By now, Robinson’s reputation had skyrocketed and Truro City soon came calling, dangling the carrot of National League South football in the 2018/19 campaign.

“At the time it was a real wrench to leave Taunton,” Robinson confessed.

“I wanted to manage in the (National League) South and I thought Taunton would have a good chance to get there, but not a guaranteed chance.

“At the time, they were in the same league as Weymouth and I thought it was going to be tough to beat them to the title – which did happen in the end.

“Everything at the time really fitted to go to Truro. They were playing at Torquay but as a manager that made things very attractive in terms of less travelling and attracting players to play at Plainmoor.

“Myself and Michael Meaker (assistant) went there and we were doing really well.

“We only had two points from eight games and by Christmas we were well clear of relegation and I had a Manager of the Month in November, which was nice.

“Then, the club dropped a bombshell and said we had to go back to Truro which neither myself or the players were expecting.

“It caused a lot of problems logistically and we lost a lot of players. It made things difficult because the (Treyew Road) ground was really underprepared.

“February time the club was taken over by the Cornish Pirates and they got rid of us when we were outside the relegation zone with six games to go.”

Sacking Robinson and Meaker proved a poor decision.

“They ended up getting relegated because the environment, as soon as we went back to Truro, the feeling was so different to Plainmoor,” Robinson said.

“(Paul Wilkinson) who took over couldn’t then rescue it because the environment became really unstable.

“It was a real learning curve for me that no matter what you do as a football manager in your job, if things are unstable off the pitch that will manifest itself on the pitch.

“That’s what we saw in that season. At Plainmoor we were settled and flying, then there were rumblings of the takeover and funny things off the pitch.

“That manifested itself on the pitch in a negative way.
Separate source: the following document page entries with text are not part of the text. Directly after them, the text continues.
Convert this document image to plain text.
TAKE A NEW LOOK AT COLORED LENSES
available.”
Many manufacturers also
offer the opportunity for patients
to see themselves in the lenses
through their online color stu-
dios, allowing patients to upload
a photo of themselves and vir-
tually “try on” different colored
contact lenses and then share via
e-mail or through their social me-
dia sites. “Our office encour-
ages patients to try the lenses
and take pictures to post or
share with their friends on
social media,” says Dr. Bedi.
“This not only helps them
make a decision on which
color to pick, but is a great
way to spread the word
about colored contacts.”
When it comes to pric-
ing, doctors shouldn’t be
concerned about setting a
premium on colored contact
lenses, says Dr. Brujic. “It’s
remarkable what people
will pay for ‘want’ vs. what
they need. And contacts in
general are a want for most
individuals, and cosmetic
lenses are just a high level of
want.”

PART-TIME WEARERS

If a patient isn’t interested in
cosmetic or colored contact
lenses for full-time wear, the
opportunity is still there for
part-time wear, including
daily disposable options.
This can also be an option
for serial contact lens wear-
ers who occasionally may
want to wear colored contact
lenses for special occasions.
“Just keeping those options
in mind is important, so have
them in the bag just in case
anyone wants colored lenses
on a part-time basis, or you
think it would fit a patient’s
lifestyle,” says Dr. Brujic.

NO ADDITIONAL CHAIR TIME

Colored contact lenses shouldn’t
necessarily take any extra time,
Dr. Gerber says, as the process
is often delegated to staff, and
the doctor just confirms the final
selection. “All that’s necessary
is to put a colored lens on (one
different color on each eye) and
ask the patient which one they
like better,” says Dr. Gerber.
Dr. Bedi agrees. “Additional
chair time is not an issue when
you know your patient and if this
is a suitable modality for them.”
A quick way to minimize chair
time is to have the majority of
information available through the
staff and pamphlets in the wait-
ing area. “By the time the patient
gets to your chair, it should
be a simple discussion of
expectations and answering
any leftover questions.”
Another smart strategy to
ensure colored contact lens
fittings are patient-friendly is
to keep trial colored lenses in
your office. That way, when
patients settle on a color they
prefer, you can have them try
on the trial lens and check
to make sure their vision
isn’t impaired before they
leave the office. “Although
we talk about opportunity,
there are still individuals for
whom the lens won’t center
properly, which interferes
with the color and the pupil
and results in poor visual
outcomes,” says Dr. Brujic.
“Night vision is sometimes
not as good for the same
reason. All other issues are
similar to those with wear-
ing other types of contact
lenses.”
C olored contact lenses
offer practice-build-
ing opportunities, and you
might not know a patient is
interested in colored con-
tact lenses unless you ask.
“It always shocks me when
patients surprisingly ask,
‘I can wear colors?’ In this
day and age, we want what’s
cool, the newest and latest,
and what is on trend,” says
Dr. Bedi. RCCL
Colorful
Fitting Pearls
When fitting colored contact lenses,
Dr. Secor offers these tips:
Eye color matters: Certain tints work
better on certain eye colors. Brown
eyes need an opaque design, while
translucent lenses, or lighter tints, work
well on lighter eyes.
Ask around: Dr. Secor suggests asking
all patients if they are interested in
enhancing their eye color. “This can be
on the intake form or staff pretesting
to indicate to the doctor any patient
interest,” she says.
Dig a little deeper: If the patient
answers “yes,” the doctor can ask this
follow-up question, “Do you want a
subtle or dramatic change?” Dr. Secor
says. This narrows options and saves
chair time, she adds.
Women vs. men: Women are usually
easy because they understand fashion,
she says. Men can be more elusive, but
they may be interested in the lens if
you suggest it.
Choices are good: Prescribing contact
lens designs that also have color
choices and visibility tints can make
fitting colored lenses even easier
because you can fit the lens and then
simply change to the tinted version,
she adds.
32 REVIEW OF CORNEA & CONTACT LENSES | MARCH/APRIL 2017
That’s not something I’ve experienced before because Taunton was such a settled environment.”

Robinson stayed in Cornwall for 2019 and helped out Helston before talks over Christmas with Dorchester finally landed him his next managerial position in early January.

“One thing that led me to Dorchester was that I did know what a fantastic club it was in terms of the facilities,” he explained.

“While on the pitch it’s been very tough, I could not have asked for any more from the people who run the club.

“Any time you want something done as a manager it’s done in the blink of an eye – they’re absolutely fantastic.

“Whether it’s getting a player signed or there are wages that need sorting out, they do it without messing around.

“I’m delighted with the support we’ve had and now just need to repay them with a good team to put on the pitch and follow that with results.”

Rock-bottom of the Southern Premier South in March, Dorchester were handed a reprieve when Covid-19 forced the voiding of leagues from Steps 3 and below.

During the summer, Robinson wrung the changes and despite having only taken seven points from his 16-game tenure, fortunes appeared to be on the rise before the second national lockdown.

An excellent 1-0 win over table-toppers Tiverton and progress to the FA Trophy first round hint at the green shoots of recovery.

In essence, the Dorchester job followed the template for every manager’s role Robinson has overseen.

Although the Magpies confirmed their boss had stepped down yesterday, Robinson’s successor Robbie Herrera now has the chance to pick up the blueprint and continue his predecessor’s trend – rebuild, then win.

n Leigh Robinson was speaking to Echosport in April during the first national lockdown.